I recall doing a session where we had to practise using v/s in climb and descent and see how it reaches a certain vertical speed in the climb and speed will decay and reaches a certain vertical speed in descent and speed will increase because of one incident where a pilot had a low speed scenario using a high vertical speed selected.... Using a million dollar training asset for that was not so efficient.

How about starting a session with all briefings of approach done in the classroom as they are a real waste of time in the STD and begin the flight at cruise level with nothing wrong and reasonably clear skies? Let the crew relax and settle in for ten minutes so they get a sense of normality and then introduce a warm up failure to practise crew co-ordination?


safetypee 19th Dec 2021 06:53

Sonic, et al, Re ‘surprise and startle’; see comment #5 in BD99s thread; https://www.pprune.org/safety-crm-qa...-whistles.html

If the need is for real experience … remember that simulation is not real.

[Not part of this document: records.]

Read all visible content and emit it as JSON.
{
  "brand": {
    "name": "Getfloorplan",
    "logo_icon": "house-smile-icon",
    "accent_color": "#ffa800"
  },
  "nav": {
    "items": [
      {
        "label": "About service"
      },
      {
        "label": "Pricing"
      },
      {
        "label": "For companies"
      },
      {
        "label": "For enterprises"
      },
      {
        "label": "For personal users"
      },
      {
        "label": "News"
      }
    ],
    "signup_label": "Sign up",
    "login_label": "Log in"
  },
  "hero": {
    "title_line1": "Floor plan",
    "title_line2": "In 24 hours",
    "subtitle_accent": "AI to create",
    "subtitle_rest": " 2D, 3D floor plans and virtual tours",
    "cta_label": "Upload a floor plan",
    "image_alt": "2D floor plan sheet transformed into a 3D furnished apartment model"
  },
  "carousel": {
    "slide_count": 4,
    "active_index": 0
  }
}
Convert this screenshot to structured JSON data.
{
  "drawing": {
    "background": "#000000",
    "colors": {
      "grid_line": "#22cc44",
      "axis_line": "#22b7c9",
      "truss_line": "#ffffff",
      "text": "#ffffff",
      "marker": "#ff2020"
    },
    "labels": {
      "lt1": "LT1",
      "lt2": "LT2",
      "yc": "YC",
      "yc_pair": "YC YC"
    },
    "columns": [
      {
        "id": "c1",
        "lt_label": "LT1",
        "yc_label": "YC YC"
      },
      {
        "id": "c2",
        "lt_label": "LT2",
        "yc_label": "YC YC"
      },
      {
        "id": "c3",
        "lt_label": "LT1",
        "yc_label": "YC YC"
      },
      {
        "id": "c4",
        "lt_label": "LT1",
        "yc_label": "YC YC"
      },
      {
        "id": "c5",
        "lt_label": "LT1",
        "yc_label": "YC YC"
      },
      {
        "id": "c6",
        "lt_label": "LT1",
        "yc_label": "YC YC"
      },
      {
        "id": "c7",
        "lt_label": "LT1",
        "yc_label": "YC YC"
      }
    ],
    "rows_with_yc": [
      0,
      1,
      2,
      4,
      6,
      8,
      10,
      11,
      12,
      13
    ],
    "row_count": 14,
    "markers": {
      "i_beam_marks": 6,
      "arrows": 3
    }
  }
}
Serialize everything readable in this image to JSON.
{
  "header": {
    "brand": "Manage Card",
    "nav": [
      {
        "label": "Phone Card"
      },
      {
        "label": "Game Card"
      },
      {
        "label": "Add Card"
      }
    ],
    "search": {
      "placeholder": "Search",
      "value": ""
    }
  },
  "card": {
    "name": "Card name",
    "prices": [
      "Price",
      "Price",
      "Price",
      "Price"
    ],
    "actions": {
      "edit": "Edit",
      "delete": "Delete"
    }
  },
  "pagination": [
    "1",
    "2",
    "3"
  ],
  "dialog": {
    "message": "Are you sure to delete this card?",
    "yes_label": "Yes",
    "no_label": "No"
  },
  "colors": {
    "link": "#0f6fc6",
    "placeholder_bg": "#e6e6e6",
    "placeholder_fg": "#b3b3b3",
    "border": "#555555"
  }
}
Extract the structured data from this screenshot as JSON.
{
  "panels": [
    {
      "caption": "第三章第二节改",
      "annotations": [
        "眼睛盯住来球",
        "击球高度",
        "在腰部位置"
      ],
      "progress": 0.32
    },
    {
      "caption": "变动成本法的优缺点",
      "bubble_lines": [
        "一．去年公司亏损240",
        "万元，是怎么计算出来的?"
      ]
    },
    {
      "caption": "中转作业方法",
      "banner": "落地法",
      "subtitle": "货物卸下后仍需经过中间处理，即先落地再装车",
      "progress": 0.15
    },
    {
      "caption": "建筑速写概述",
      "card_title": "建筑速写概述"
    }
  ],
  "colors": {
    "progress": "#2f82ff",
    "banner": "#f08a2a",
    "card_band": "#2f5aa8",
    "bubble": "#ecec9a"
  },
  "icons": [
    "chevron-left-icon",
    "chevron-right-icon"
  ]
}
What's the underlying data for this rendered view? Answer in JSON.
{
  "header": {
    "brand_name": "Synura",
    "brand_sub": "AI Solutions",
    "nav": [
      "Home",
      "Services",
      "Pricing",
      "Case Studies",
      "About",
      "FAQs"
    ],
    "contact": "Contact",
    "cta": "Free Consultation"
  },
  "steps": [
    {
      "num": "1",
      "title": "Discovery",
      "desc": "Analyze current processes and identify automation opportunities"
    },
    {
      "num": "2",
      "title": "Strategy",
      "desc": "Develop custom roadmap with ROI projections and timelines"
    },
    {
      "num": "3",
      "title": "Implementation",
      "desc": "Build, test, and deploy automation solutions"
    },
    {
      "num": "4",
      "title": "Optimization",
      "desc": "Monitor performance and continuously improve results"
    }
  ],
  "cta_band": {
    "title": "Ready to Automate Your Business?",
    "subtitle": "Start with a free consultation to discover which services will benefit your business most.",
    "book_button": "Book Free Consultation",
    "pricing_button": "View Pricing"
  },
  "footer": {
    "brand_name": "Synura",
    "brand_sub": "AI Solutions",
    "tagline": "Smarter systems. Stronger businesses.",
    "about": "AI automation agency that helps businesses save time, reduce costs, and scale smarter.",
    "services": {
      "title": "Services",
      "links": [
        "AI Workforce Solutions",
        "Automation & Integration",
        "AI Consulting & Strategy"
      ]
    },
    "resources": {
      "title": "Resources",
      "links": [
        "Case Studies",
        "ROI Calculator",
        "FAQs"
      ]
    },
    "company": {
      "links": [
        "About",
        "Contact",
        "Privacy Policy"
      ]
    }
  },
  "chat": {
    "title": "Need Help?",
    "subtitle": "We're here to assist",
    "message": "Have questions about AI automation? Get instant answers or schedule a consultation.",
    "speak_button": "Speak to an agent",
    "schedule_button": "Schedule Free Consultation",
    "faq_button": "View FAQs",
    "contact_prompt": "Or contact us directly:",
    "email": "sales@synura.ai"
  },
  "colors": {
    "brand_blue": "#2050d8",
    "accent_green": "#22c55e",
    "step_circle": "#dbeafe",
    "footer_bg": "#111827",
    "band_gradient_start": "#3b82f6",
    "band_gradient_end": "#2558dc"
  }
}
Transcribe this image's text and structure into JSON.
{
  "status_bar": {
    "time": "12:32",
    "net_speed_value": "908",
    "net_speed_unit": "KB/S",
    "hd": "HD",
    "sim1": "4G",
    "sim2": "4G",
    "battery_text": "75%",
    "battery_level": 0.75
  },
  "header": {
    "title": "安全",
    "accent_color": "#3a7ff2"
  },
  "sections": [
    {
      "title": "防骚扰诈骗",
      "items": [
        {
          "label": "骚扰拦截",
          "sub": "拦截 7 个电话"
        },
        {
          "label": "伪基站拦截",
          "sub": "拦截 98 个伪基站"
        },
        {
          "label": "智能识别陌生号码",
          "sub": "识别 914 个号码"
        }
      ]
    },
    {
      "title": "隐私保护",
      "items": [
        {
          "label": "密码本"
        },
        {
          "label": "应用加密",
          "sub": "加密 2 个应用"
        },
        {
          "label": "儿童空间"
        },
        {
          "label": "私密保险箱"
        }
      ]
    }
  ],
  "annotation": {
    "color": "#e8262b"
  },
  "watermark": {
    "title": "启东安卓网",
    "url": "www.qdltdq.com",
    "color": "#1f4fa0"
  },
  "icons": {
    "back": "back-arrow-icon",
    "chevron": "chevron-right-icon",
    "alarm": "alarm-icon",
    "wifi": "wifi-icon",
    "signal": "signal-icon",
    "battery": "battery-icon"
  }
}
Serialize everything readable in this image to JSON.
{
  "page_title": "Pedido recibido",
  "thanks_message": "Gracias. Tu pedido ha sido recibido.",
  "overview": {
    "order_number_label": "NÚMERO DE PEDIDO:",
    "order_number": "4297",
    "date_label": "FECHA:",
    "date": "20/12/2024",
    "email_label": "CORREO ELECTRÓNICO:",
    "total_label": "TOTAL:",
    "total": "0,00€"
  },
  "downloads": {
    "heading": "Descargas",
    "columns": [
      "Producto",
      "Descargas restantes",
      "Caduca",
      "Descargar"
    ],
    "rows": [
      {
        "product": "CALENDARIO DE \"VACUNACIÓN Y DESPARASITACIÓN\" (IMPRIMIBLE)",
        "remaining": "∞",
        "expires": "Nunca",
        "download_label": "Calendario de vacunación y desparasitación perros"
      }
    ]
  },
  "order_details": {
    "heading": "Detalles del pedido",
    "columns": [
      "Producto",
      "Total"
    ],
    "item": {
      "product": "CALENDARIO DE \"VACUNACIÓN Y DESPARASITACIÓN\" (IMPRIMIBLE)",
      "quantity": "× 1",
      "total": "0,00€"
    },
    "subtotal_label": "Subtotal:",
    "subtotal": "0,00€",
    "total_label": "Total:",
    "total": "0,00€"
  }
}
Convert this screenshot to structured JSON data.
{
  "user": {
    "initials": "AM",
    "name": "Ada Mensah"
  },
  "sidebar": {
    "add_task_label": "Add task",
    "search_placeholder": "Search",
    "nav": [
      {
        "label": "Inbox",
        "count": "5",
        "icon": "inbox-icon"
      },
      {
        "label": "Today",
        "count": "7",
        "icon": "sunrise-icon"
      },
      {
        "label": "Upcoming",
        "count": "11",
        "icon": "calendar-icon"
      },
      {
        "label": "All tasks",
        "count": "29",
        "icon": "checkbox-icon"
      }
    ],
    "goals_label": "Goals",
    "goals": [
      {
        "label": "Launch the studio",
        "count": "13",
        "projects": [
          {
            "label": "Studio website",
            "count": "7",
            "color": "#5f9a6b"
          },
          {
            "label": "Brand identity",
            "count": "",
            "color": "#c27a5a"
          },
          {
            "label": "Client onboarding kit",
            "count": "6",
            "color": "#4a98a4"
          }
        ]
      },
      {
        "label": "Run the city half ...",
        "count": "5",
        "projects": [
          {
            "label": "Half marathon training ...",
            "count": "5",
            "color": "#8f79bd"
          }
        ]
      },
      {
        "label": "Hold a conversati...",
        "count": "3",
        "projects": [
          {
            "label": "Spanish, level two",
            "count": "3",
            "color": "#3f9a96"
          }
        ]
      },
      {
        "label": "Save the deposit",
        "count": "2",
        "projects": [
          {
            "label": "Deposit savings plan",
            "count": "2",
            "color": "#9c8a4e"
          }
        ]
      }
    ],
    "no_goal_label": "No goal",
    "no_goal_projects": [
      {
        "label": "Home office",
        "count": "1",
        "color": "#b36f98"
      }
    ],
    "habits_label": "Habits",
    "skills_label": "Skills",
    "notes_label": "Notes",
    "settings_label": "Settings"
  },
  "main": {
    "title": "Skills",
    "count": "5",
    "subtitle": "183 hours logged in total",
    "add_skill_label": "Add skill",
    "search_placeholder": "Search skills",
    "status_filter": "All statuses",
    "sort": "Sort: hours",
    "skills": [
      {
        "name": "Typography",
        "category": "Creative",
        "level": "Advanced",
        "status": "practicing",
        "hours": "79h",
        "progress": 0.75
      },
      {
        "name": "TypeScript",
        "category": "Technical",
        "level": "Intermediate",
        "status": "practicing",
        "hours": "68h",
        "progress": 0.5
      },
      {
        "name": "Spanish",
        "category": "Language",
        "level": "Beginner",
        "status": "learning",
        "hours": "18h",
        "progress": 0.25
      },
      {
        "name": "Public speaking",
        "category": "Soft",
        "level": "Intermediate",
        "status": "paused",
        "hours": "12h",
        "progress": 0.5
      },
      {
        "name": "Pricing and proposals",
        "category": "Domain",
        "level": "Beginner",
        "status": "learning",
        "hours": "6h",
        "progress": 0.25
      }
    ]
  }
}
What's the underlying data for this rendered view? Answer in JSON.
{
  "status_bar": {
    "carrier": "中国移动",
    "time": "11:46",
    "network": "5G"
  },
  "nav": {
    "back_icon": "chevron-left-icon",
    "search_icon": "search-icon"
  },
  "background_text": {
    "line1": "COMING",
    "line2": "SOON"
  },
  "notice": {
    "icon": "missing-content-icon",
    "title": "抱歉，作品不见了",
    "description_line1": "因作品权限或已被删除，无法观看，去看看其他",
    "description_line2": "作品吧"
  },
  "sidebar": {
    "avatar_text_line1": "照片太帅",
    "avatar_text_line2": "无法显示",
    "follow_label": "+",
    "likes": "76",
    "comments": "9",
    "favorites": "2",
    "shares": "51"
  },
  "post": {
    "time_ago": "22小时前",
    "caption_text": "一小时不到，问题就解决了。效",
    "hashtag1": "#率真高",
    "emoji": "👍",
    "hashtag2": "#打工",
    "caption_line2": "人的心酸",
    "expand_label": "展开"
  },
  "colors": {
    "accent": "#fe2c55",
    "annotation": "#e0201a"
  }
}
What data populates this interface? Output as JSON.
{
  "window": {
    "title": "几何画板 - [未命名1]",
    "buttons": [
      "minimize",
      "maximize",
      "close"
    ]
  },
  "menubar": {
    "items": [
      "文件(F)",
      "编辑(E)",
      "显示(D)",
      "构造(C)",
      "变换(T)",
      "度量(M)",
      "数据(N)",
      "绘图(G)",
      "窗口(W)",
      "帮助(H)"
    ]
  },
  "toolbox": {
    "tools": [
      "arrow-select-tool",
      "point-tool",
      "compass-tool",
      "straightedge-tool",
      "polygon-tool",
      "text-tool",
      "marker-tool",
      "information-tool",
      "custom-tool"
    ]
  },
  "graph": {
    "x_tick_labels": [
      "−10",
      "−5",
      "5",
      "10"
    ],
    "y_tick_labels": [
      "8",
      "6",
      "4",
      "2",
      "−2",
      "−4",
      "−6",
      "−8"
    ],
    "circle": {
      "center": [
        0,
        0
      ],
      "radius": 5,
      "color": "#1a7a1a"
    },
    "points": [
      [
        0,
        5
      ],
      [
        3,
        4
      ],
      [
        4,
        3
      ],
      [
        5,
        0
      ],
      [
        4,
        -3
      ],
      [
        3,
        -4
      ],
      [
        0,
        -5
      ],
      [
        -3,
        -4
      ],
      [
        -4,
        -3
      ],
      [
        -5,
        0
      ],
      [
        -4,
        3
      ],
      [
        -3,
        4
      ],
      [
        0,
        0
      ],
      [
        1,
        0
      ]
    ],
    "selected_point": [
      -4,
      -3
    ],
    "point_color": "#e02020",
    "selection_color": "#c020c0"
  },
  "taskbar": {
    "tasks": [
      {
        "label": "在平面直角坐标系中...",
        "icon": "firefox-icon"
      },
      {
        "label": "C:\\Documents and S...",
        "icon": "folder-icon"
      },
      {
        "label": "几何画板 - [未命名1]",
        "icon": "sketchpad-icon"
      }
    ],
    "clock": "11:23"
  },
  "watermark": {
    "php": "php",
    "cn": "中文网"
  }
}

FullWings 19th Dec 2021 08:38


I mean two, four hours sessions twice a year and what can one say they have really learnt? Or practised to perfection?
That is a significant part of the problem. Even conversion courses, where you’d think you’d get more of a chance to practice, have been reduced to the bare minimum. There are so many boxes to tick on the official form that this need starts taking over from structured learning; if you need a night landing, a single engine circuit, a hydraulic problem and a visual approach, the trend is to do them all in one, just to expedite the process. Get the paperwork sorted, then they can learn about the aircraft on the line, seems to be the unsaid objective.

I would like to see more time allocated to “free form” training/practice, as often the mandatories and pre-programmed exercises take up most of the detail. Being told there are 10mins left and asked if you’d like to do something at the end of a concentrated session often gets the reply: “yes, go home”, which is fair if the last 3hrs and 50mins have been chock full of action and there is little capacity left for learning. There is also the issue of when is anything you do in the sim non-jeopardy?

BoeingDriver99 20th Dec 2021 03:13

I always take advantage of a few spare minutes at the end of any session but make clear with the examiner/instructor that a) the session as required is over and b) this is now free flight. If (and no-one ever has) say it's still monitored then I'd pass and think very poorly of such an attitude.

I think the issue with the sim/'training' is that the point is now ticking boxes and filling in forms and getting back on the line. The point is not to actually train or learn anything despite what training departments might pretend to be is the case. For example if you learned a lot but didn't have time to complete every manoeuvre outlined in the profile you would come out of it a better pilot but you would have failed to complete the task according to the regulator/training dept. However if you bashed through the items, passed everything with no learning whatsoever then you'd be the same pilot as before but have successfully completed your LPC/OPC. A bit of cart before the horse methinks.

It's a shame because it's all a very expensive and time-consuming process for everyone involved.